‘‘On n’obtient de grandes lumières que par l’opposition des ombres’ – Diderot

L’Hôtel du Palais, la Grande plage, le Rocher de la vierge, le Phare Saint-Martin, tous ces noms évoquent Biarritz et font sa renommée. Pourtant, que seraient ces lieux sans la diva insaisissable régnant ici ?

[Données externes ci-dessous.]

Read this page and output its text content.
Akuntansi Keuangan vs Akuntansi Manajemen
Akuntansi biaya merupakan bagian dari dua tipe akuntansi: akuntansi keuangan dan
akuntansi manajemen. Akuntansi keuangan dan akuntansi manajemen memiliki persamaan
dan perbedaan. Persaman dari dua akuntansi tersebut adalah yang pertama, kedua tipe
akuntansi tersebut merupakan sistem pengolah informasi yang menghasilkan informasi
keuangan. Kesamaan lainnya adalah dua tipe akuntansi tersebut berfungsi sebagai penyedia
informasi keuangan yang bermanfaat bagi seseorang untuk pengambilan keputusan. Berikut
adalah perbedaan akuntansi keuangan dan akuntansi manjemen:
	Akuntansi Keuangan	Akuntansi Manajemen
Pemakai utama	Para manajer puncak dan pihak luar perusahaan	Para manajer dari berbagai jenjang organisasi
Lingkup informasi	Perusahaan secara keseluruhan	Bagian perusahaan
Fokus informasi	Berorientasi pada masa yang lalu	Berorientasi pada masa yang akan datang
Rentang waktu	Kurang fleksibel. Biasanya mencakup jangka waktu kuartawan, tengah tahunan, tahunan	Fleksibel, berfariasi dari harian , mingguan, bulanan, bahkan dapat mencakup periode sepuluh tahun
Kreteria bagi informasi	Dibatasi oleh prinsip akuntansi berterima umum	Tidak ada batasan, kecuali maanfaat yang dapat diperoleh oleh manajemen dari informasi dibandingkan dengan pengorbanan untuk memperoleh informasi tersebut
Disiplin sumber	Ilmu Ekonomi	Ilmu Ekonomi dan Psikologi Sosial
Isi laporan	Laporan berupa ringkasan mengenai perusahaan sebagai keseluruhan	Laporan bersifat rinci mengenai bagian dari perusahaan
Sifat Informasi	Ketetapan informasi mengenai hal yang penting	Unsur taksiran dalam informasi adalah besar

La lumière habille Biarritz. Au fil du temps, au gré de ses humeurs, chaque jour différente, des ciels anthracites à la voute d’azur profond, elle joue de sa palette sur la côte rocheuse. Mais l’heure du grand spectacle, son heure à elle, c’est lorsque peu à peu, elle cède la place aux ombres. Les êtres deviennent silhouettes, les paroles se font sourdes, le ciel avale la clarté et elle, offre son grand final. Selon le temps et la saison, ce seront des flamboiements de pourpre et d’or, de délicats drapés de roses et de violets, ou des volutes bleues, sombres et menaçantes. Devant tant de beauté, les yeux et le coeur semblent trop étroits. On reste ainsi un long moment, jusqu’à ce que l’ombre devienne maîtresse. Ce passage délicat du temps, propice au spleen, a depuis quelques années, une tonalité féérique. A présent, les clairs-obscurs du crépuscule se parent de doux éclats lumineux semés sur les roches et sur les façades. Un artiste y a déposé sa touche. Du Phare Saint Martin au Port Vieux, les illuminations tableau juste, et simplement beau. La Ville a confié à Pierre Bideau, architecte de lumière, concepteur notamment de l’éclairage de la Tour Eiffel, la mise en scène de la bande de littoral. Il a su créer avec talent, un écho nocturne à la diva Lumière, et chaque soir, entre chien et loup, c’est sous les tendres projections de clartés qu’elle tire sa révérence.